The Slavophiles saw Russia’s strength in its unique historical mission and communal institutions that gave Russia an advantage over the decadent, individualistic West. Dostoyevsky summed it up in the 1870s: ‘Our land may be destitute and chaotic … but it stands as one man. All eighty million of its inhabitants share a spiritual unity which does not, and cannot, exist anywhere in Europe.’ The Slavophiles were anti-Western in the sense that they rejected European social values and lamented Peter the Great’s attempts to introduce them. They believed in the old social model of an autocratic, Orthodox society in which everyone knew their place and did not challenge the power of autocracy. The Slavophiles proclaimed Russia’s moral superiority and need to avoid contamination by the West, reviving the old myths of ‘Holy Rus’ and Russia’s divine mission to save the world. The crusading conviction that Russia’s destiny was to teach the rest of humanity how to live would characterise Slavophile teachings in the nineteenth century and surface again in the messianic communism of the twentieth.

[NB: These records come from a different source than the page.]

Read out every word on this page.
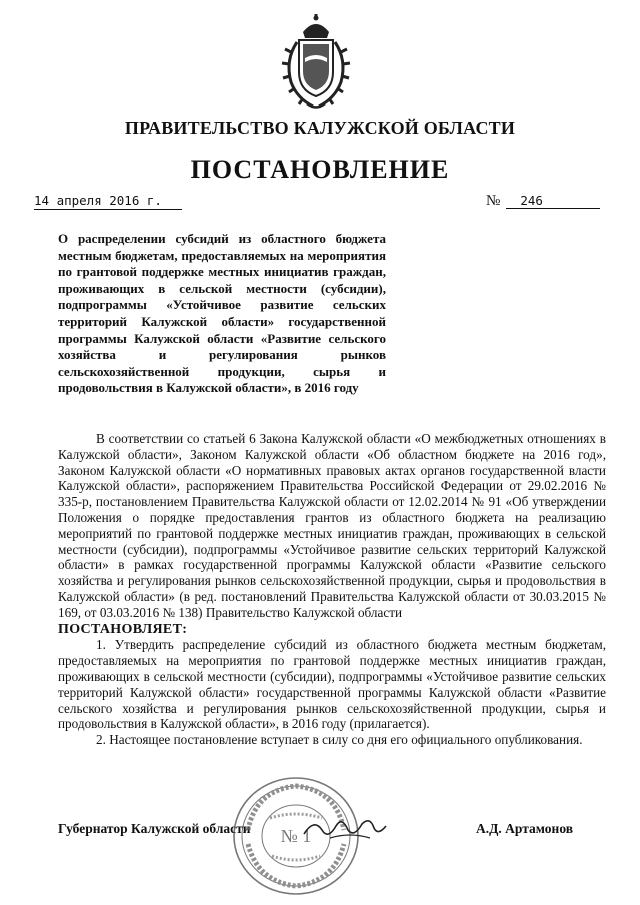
ПРАВИТЕЛЬСТВО КАЛУЖСКОЙ ОБЛАСТИ
ПОСТАНОВЛЕНИЕ
14 апреля 2016 г.	№ 246
О распределении субсидий из областного бюджета местным бюджетам, предоставляемых на мероприятия по грантовой поддержке местных инициатив граждан, проживающих в сельской местности (субсидии), подпрограммы «Устойчивое развитие сельских территорий Калужской области» государственной программы Калужской области «Развитие сельского хозяйства и регулирования рынков сельскохозяйственной продукции, сырья и продовольствия в Калужской области», в 2016 году

В соответствии со статьей 6 Закона Калужской области «О межбюджетных отношениях в Калужской области», Законом Калужской области «Об областном бюджете на 2016 год», Законом Калужской области «О нормативных правовых актах органов государственной власти Калужской области», распоряжением Правительства Российской Федерации от 29.02.2016 № 335-р, постановлением Правительства Калужской области от 12.02.2014 № 91 «Об утверждении Положения о порядке предоставления грантов из областного бюджета на реализацию мероприятий по грантовой поддержке местных инициатив граждан, проживающих в сельской местности (субсидии), подпрограммы «Устойчивое развитие сельских территорий Калужской области» в рамках государственной программы Калужской области «Развитие сельского хозяйства и регулирования рынков сельскохозяйственной продукции, сырья и продовольствия в Калужской области» (в ред. постановлений Правительства Калужской области от 30.03.2015 № 169, от 03.03.2016 № 138) Правительство Калужской области
ПОСТАНОВЛЯЕТ:

1. Утвердить распределение субсидий из областного бюджета местным бюджетам, предоставляемых на мероприятия по грантовой поддержке местных инициатив граждан, проживающих в сельской местности (субсидии), подпрограммы «Устойчивое развитие сельских территорий Калужской области» государственной программы Калужской области «Развитие сельского хозяйства и регулирования рынков сельскохозяйственной продукции, сырья и продовольствия в Калужской области», в 2016 году (прилагается).

2. Настоящее постановление вступает в силу со дня его официального опубликования.

Губернатор Калужской области	А.Д. Артамонов
№ 1
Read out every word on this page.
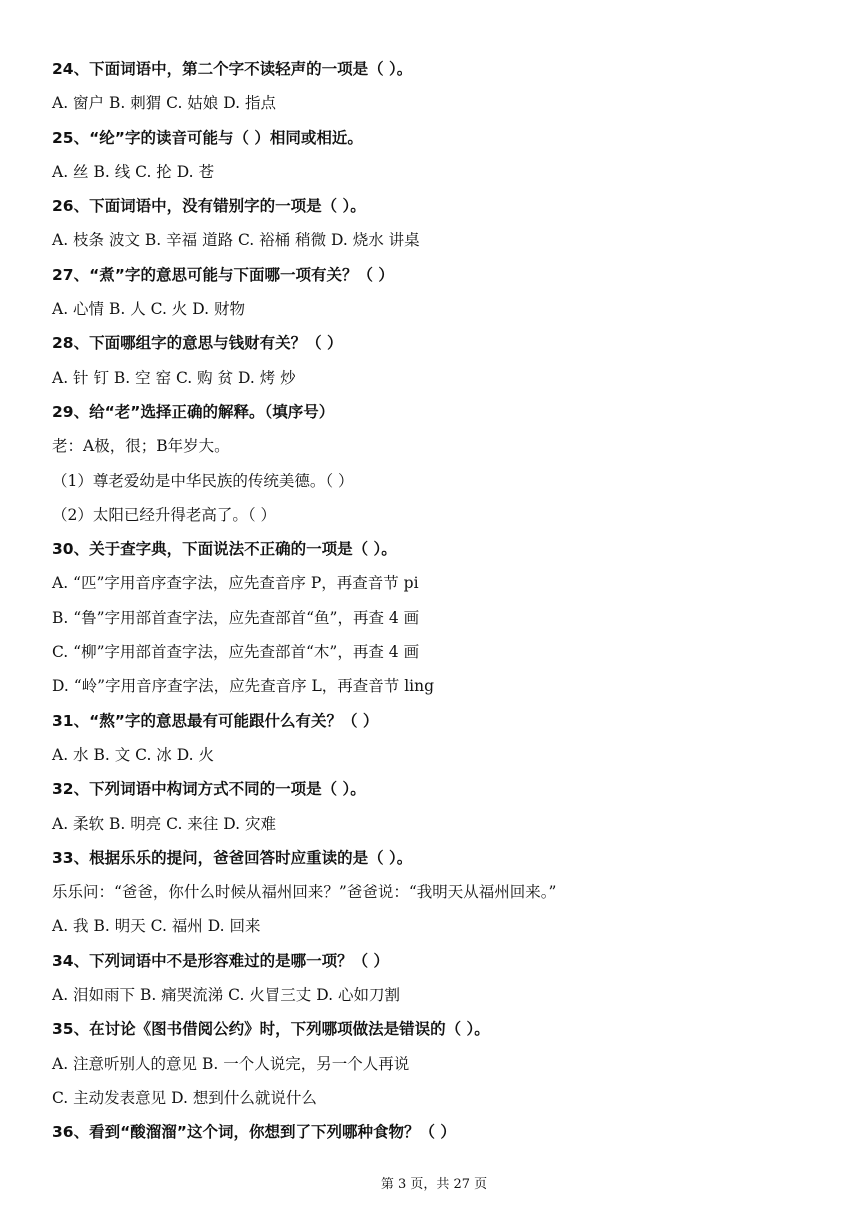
24、下面词语中，第二个字不读轻声的一项是（ ）。
A. 窗户 B. 刺猬 C. 姑娘 D. 指点
25、“纶”字的读音可能与（ ）相同或相近。
A. 丝 B. 线 C. 抡 D. 苍
26、下面词语中，没有错别字的一项是（ ）。
A. 枝条 波文 B. 辛福 道路 C. 裕桶 稍微 D. 烧水 讲桌
27、“煮”字的意思可能与下面哪一项有关？（ ）
A. 心情 B. 人 C. 火 D. 财物
28、下面哪组字的意思与钱财有关？（ ）
A. 针 钉 B. 空 窑 C. 购 贫 D. 烤 炒
29、给“老”选择正确的解释。（填序号）
老：A极，很；B年岁大。
（1）尊老爱幼是中华民族的传统美德。（ ）
（2）太阳已经升得老高了。（ ）
30、关于查字典，下面说法不正确的一项是（ ）。
A. “匹”字用音序查字法，应先查音序 P，再查音节 pi
B. “鲁”字用部首查字法，应先查部首“鱼”，再查 4 画
C. “柳”字用部首查字法，应先查部首“木”，再查 4 画
D. “岭”字用音序查字法，应先查音序 L，再查音节 ling
31、“熬”字的意思最有可能跟什么有关？（ ）
A. 水 B. 文 C. 冰 D. 火
32、下列词语中构词方式不同的一项是（ ）。
A. 柔软 B. 明亮 C. 来往 D. 灾难
33、根据乐乐的提问，爸爸回答时应重读的是（ ）。
乐乐问：“爸爸，你什么时候从福州回来？”爸爸说：“我明天从福州回来。”
A. 我 B. 明天 C. 福州 D. 回来
34、下列词语中不是形容难过的是哪一项？（ ）
A. 泪如雨下 B. 痛哭流涕 C. 火冒三丈 D. 心如刀割
35、在讨论《图书借阅公约》时，下列哪项做法是错误的（ ）。
A. 注意听别人的意见 B. 一个人说完，另一个人再说
C. 主动发表意见 D. 想到什么就说什么
36、看到“酸溜溜”这个词，你想到了下列哪种食物？（ ）
第 3 页，共 27 页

In 2003, we clearly saw the pendulum swing precipitously from one historic model to the other, an epochal political pivot from the Westerniser ideal of openness, participatory government and social guarantees to the Slavophile glorification of Russian nationalism, isolationism and quasi-feudal authoritarianism. The Yukos managers who took control after my resignation came up with a jolt against the new despotism that had taken hold in Putin’s Kremlin. Despite knowing that the demands for tax arrears against the company were bogus, they engaged with the authorities and made constructive offers to resolve the standoff, spending months trying to negotiate with the Kremlin. But the charges of tax evasion, which had begun at $1 billion, mysteriously escalated to $3.5 billion and then, ludicrously, to $5 billion or even $20 billion. When Yukos agreed to pay $1 billion, then $2 billion, then $20 billion and more, the prosecutor simply thought of a higher number. It was clear that Putin had no intention of resolving the dispute.